REV. DR. MARTIN LUTHER KING JR. was a prophet of a crusade for racial equality and a voice of anguish for millions of people. You are invited to celebrate his life with John on Crosscurrents, Monday January 15 at 8:00 AM. Listen live at www.KRNN.org, 102.7fm, or 103.1fm. LIVE ON AIR LINK: https://www.ktoo.org/listen/krnn/
To many millions of Americans, the Rev. Dr. Martin Luther King Jr. was the prophet of their crusade for racial equality. He was their voice of anguish, their eloquence in humiliation, their battle cry for human dignity. He forged for them the weapons of nonviolence that withstood and blunted the ferocity of segregation.

And to many millions of American whites, he was one of a group of Negroes who preserved the bridge of communication between races when racial warfare threatened the United States in the nineteen-sixties, as Negroes sought the full emancipation pledged to them a century before by Abraham Lincoln.
To the world Dr. King had the stature that accrued to a winner of the Nobel Peace Prize, a man with access to the White House and the Vatican; a veritable hero in the African states that were just emerging from colonialism.
The doctrine of “black power” threatened to split the Negro civil rights movement and antagonize white liberals who had been supporting Negro causes, and Dr. King suggested “militant nonviolence” as a formula for progress with peace.

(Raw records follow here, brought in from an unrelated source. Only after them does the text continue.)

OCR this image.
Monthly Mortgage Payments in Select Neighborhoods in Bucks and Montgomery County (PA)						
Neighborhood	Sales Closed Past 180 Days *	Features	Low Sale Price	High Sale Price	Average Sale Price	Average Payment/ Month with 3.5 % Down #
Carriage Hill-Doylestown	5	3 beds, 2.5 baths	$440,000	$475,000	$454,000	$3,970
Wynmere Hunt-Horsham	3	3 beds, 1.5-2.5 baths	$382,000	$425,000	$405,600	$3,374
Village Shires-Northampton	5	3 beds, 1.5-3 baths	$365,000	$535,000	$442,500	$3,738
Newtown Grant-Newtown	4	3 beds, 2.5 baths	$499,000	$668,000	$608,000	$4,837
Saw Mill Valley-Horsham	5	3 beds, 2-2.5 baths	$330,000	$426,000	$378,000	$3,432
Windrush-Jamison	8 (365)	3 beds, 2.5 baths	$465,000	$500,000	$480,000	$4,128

At the root of his civil rights convictions was an even more profound faith in the basic goodness of man and the great potential of American democracy. These beliefs gave to his speeches a fervor that could not be stilled by criticism.
Martin Luther King Jr. was born Jan. 15, 1929, in Atlanta on Auburn Avenue. As a child his name was Michael Luther King and so was his father’s. His father changed both their names legally to Martin Luther King in honor of the Protestant reformer.
The enormous influence of Dr. King’s voice in the turbulent racial conflict reached into New York in 1964. In the summer of that year racial rioting exploded in New York and in other Northern cities with large Negro populations. There was widespread fear that the disorders, particularly in Harlem, might set of unprecedented racial violence.
At this point Dr. King became one of the major intermediaries in restoring order. He conferred with Mayor Robert F. Wagner and with Negro leaders. A statement was issued, of which he was one of the signers, calling for “a broad curtailment if not total moratorium on mass demonstrations until after Presidential elections.”
There was little of the rabblerouser in his oratory. He was not prone to extravagant gestures or loud peroration. His baritone voice, though vibrant, was not that of a spellbinder. Occasionally, after a particular telling sentence, he would tilt his head a bit and fall silent as though waiting for the echoes of his thought to spread through the hall, church or street.
In private gatherings, Dr. King lacked that laughing gregariousness that often makes for popularity. Some thought he was without a sense of humor. He was not a gifted raconteur. He did not have the flamboyance of a Representative Adam Clayton Powell Jr. or the cool strategic brilliance of Roy Wilkins, head of the National Association for the Advancement of Colored People.
What Dr. King did have was an instinct for the right moment to make his moves. Some critics looked upon this as pure opportunism. Nevertheless, it was this sense of timing that raised him in 1955, from a newly arrived minister in Montgomery, Ala., with his first church, to a figure of national prominence.